Robert Crumb, souvent considéré comme le pape de la BD underground américaine, prend ses lecteurs à contre-pied en proposant une ambitieuse adaptation graphique de la Genèse. Mais il ne s'agit en aucun cas d'un virage mystique de cet auteur américain, chantre de la nature installé depuis une dizaine d'années en France, dans un petit village des Cévennes. Surtout connu pour ses personnages féminins plantureux et dominateurs, il a simplement voulu proposer une adaptation d'un « texte puissant avec plusieurs strates de sens qui plongent profondément dans notre conscience collective, notre conscience historique. » Et face à l'ampleur de la tâche, il a préféré se tenir au plus près de l'original, préférant laisser certains passages « dans leur état d'imprécision alambiquée plutôt que de trafiquer un texte aussi vénérable. »
Le résultat est d'une richesse étonnante. Graphique en premier lieu. Crumb n'a rien perdu de son trait, rond, où de multiples hachures donnent tout le relief de ses personnages. Dieu semble toujours courroucé, les hommes fautifs et piteux. Les femmes, et elles sont très nombreuses dans la Genèse leur rôle de procréatrice étant sans cesse mis en valeur, sont responsables du péché originel mais sont aussi les appuis fidèles de ces hommes et femmes dont les vies ont façonné notre monde.

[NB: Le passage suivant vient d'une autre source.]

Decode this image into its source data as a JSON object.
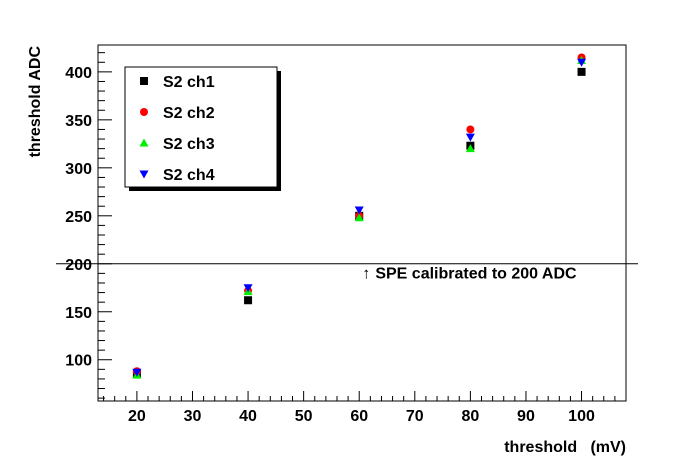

En signant cette Genèse, Robert Crumb fait la grande bascule côté public. Car ceux qui ont aimé les élucubrations de Mr Natural, BD irrévérencieuse, libertaire et libertine, ne seront certainement pas sensibles à cette adaptation fidèle d'un texte ayant traversé les siècles, même si Crumb explique que la « Bible n'est pas la parole de Dieu mais la parole des hommes. »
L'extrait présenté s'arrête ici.